The angle of elevation to the top of the building in Brisbane is found to be ${6^ \circ }$ from the ground at a distance of 1 km from the base of the building. Using this information, I need to find the height of the building to the nearest tenth of a metre. How?

Answer 1

This is a problem based on applications of trigonometry. Here the angle of elevation is given i.e. ${6^ \circ }$. The ground distance is also given. We need to find the height of the building.

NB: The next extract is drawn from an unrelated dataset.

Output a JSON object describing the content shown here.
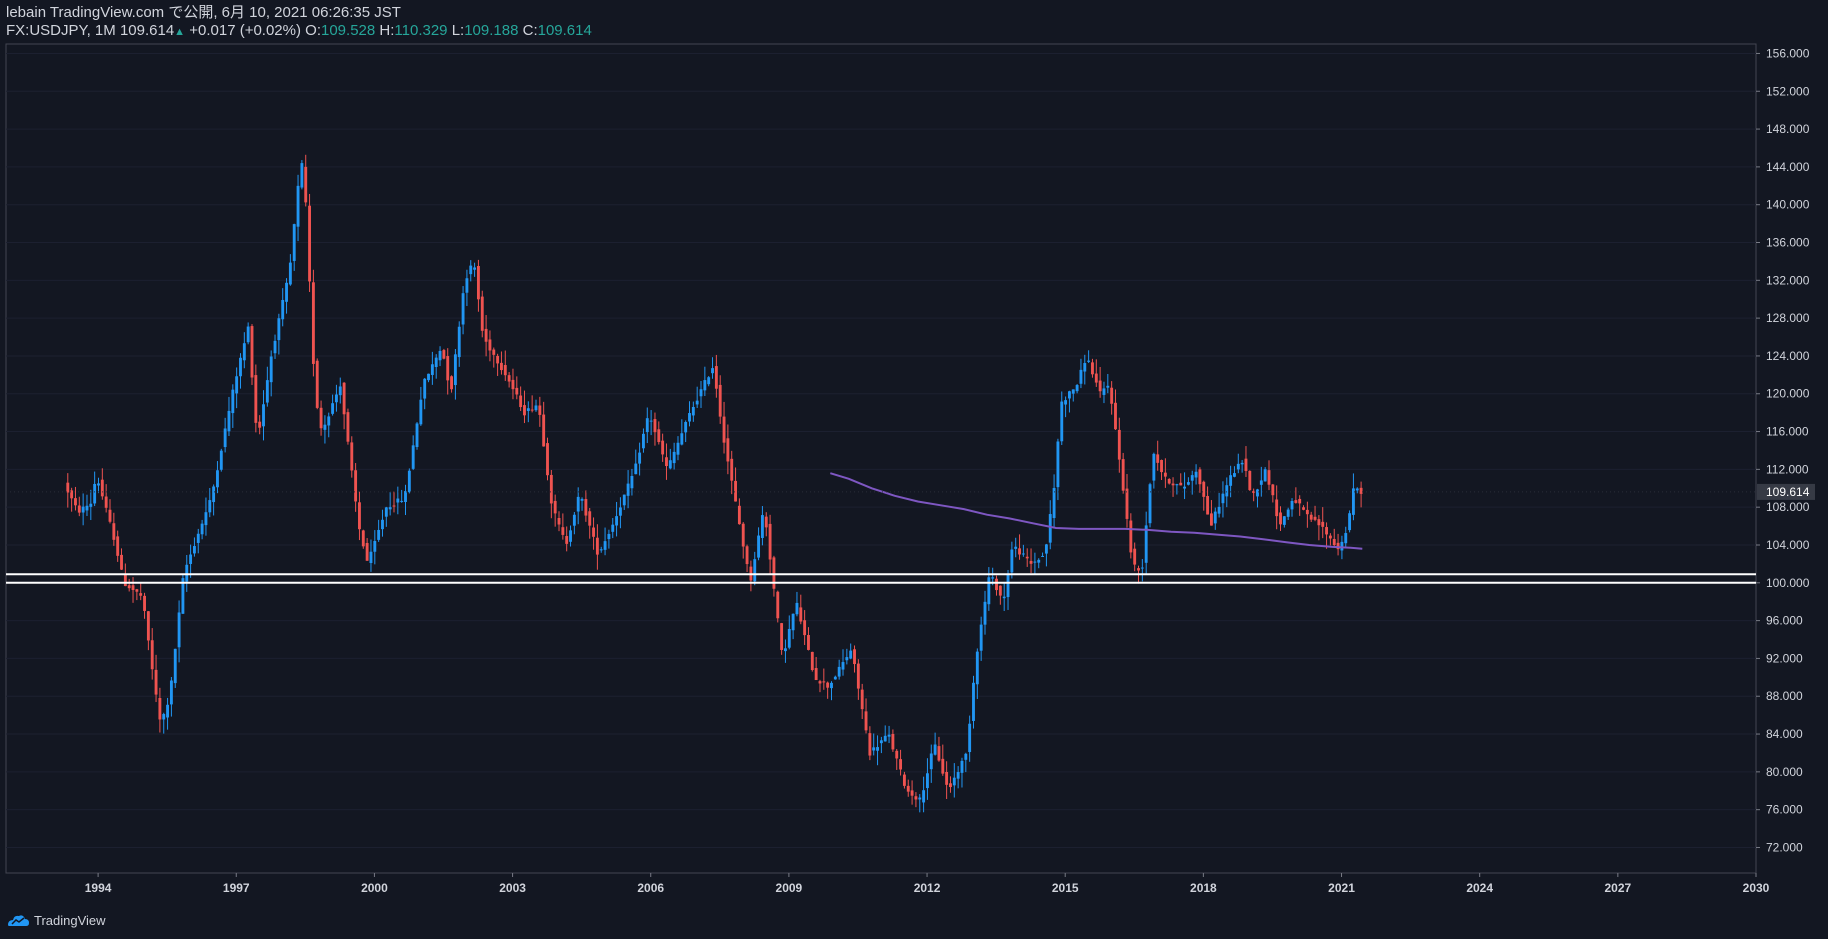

Here we will use the one of the trigonometric ratios formula to find the height of the building.

Complete step-by-step answer:
Now let’s find the value of ${6^ \circ }$in radian:
We know that $\pi$ radians is equal to ${180^ \circ }$
Now the value of ${1^ \circ }$ in radian $= \dfrac{\pi }{{{{180}^ \circ }}}$
So the value of ${6^ \circ }$ in radian $= \dfrac{{6\pi }}{{{{180}^ \circ }}}$
${6^ \circ } = 0.104719$radians
Now as the value of ${6^ \circ }$in radian ($0.104719$)tends to zero we know that:
$\mathop {\lim }\limits_{\theta \to 0} \tan \theta = \theta$; ($\theta$ is in radians)
$\tan {6^ \circ } = \tan \left( {0.104719} \right) = 0.104719$
In the given figure the distance from the base of the building is 1000 metres and we need to find the height of the building.

Since we have the value of $\tan {6^ \circ }$ and we know the length of the base ($1000m$)we just need to find the perpendicular (height of building).
$\tan \theta = \dfrac{{perpendicular}}{{base}}$
Now let’s substitute the values $\theta = {6^ \circ }$and base $= 1000m$
$\tan {6^ \circ } = \dfrac{{perpendicular}}{{1000m}}$
$0.104719 = \dfrac{{perpendicular}}{{1000m}}$
Perpendicular $= 0.104719 \times 1000m$
Perpendicular $= 104.719m$
Perpendicular $= 104.7m$nearest to tenth of a metre
The height is found to be 104.7 metres (nearest to tenth of a metre)

Note: Sometimes you can get some differences in the values of sine and tangent of the angle (especially in the third and fourth decimal places), but that extent of error is acceptable if the exact values are not given.